4th International Conference on Spoken Language Processing

Philadelphia, PA, USA
October 3-6, 1996

Synthesizing Dialogue Speech of Japanese Based on the Quantitative Analysis of Prosodic Features

Keikichi Hirose, Mayumi Sakata, Hiromichi Kawanami

Department of Information and Communication Engineering, Faculty of Engineering, University of Tokyo, Tokyo, Japan

Through the analyses of fundamental frequency contours and speech rates of dialogue speech and also of read speech, prosodic rules were derived for the synthesis of spoken dialogue. As for the fundamental frequency contours, they were first decomposed into phrase and accent components based on the superpositional model, and then their command magnitudes/amplitudes were analyzed by the method of multiple regression analysis.

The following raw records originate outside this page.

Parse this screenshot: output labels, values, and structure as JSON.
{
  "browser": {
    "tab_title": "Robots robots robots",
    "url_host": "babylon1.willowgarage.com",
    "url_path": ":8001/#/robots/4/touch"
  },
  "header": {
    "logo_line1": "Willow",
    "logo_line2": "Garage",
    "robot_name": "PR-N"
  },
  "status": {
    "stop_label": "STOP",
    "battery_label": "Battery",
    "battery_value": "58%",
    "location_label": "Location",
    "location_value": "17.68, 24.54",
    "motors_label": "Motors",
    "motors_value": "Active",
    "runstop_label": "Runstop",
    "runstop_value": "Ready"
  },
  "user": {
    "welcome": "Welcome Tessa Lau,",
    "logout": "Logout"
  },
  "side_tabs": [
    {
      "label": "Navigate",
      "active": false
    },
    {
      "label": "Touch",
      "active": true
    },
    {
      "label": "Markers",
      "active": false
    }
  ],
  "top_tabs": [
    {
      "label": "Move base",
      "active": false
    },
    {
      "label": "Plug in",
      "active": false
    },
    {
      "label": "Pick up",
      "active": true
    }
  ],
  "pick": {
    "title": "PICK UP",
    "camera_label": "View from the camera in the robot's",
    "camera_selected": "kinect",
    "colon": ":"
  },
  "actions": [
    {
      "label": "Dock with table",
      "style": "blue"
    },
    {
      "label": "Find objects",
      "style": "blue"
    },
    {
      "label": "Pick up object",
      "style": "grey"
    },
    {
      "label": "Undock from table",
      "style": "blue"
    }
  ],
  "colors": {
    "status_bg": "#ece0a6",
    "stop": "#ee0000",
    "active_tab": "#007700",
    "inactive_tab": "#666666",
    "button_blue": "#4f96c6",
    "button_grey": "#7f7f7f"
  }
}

As for the speech rate, the reduction rate of mora duration from reading-style to dialogue-style was calculated. After normalizing the sentence length, the mean reduction rate was calculated as an average over utterances without complicated syntactic structure. Results of the above analyses were incorporated in the prosodic rules for dialog speech synthesis. Using a formerly developed formant speech synthesizer, synthesis was conducted using both the former rules of read speech and the newly developed rules. A hearing test showed that the new rules can produce better prosody as dialogue speech.